Müller-Funk über Binet: Weder Zufall noch Unfall

Fantastische Vexierspiele: Laurent Binets „Die siebte Sprachfunktion“ nimmt den Tod des Kultursemiotikers Roland Barthes als Folie für einen postmodernen Fake-Roman. Als Gruppe der Verdächtigen dient reales historisches Personal.

Das Postfaktische hat in unseren Breiten gute Chancen, zum Unwort des Jahres zu avancieren. In der Literatur hat es schon länger Konjunktur. Das Erfolgsbuch des französischen Autors Laurent Binet, „Die siebte Sprachfunktion“, operiert spielerisch, virtuos und freihändig mit diesem Thema. Zeitpunkt des Geschehens ist das Jahr 1980, das ein Jahrzehnt des Dazwischen einläutet – nach 1968 und vor 1989. Postmoderne, Posthistoire, eine Zeit „(un)sublimierter Fantasie“, theoretischer wie praktischer Entgrenzungen.
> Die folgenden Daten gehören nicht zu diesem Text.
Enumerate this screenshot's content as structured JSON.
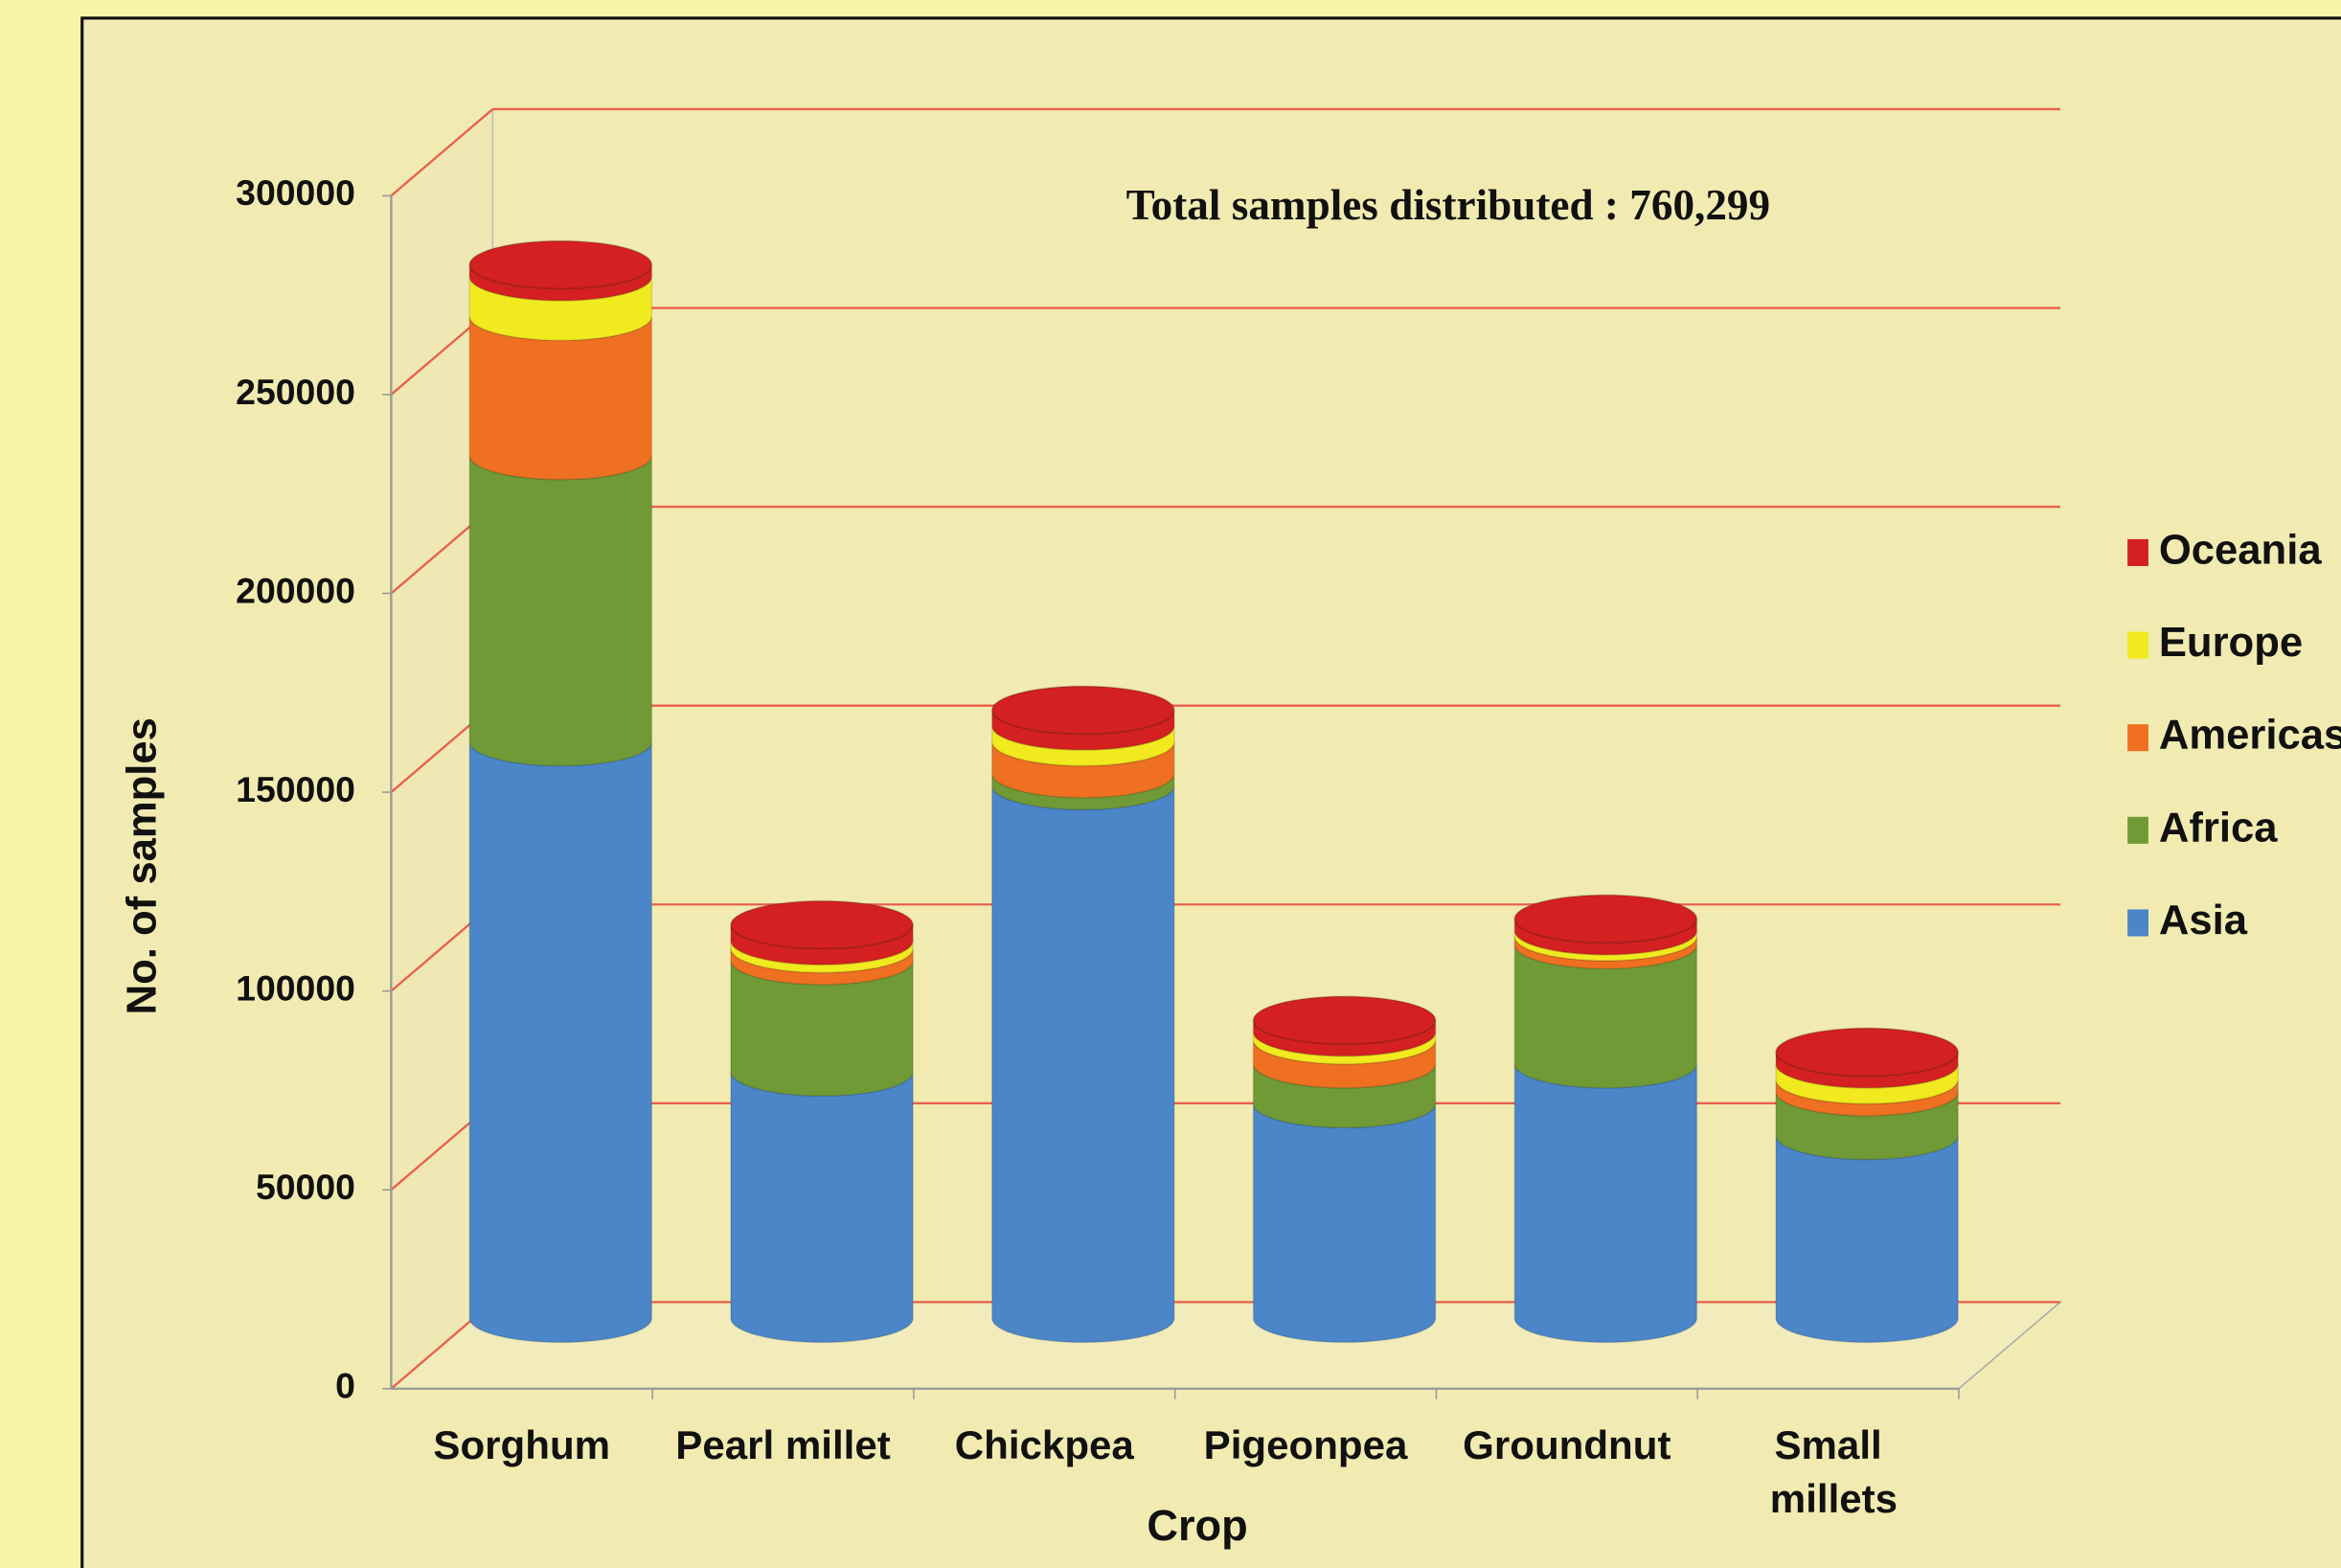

Die 1980er-Jahre sind heute Geschichte. Bei Binet mischen sich Fakt und Fiktion auf komische Weise. Der Witz besteht nicht zuletzt darin, dass die Leserschaft weiß, dass Jacques Derrida nicht 1980 durch Killerhunde seines Kontrahenten Searle ums Leben gekommen ist. Der Roman verschlüsselt nicht und nichts; viele Figuren, vornehmlich akademische Stars, die poststrukturalistische Elite und ihre erbitterten Kontrahenten, tragen Namen, die einen unmissverständlichen Bezug zu lebenden oder auch schon verstorbenen Zeitgenossen der 1980er-Jahre haben. Kaum jemand hat daran Anstoß genommen. An einer Stelle des Buchs wird über die kulturelle Realität von erfundenen literarischen Figuren sinniert, die diese gleichsam verdoppeln. In dieser dekonstruktivistischen Verschiebung entstehen Figuren, die ihre eigenen Doubles, ihre karikierte Schatten, sind: Foucault mit Foucault.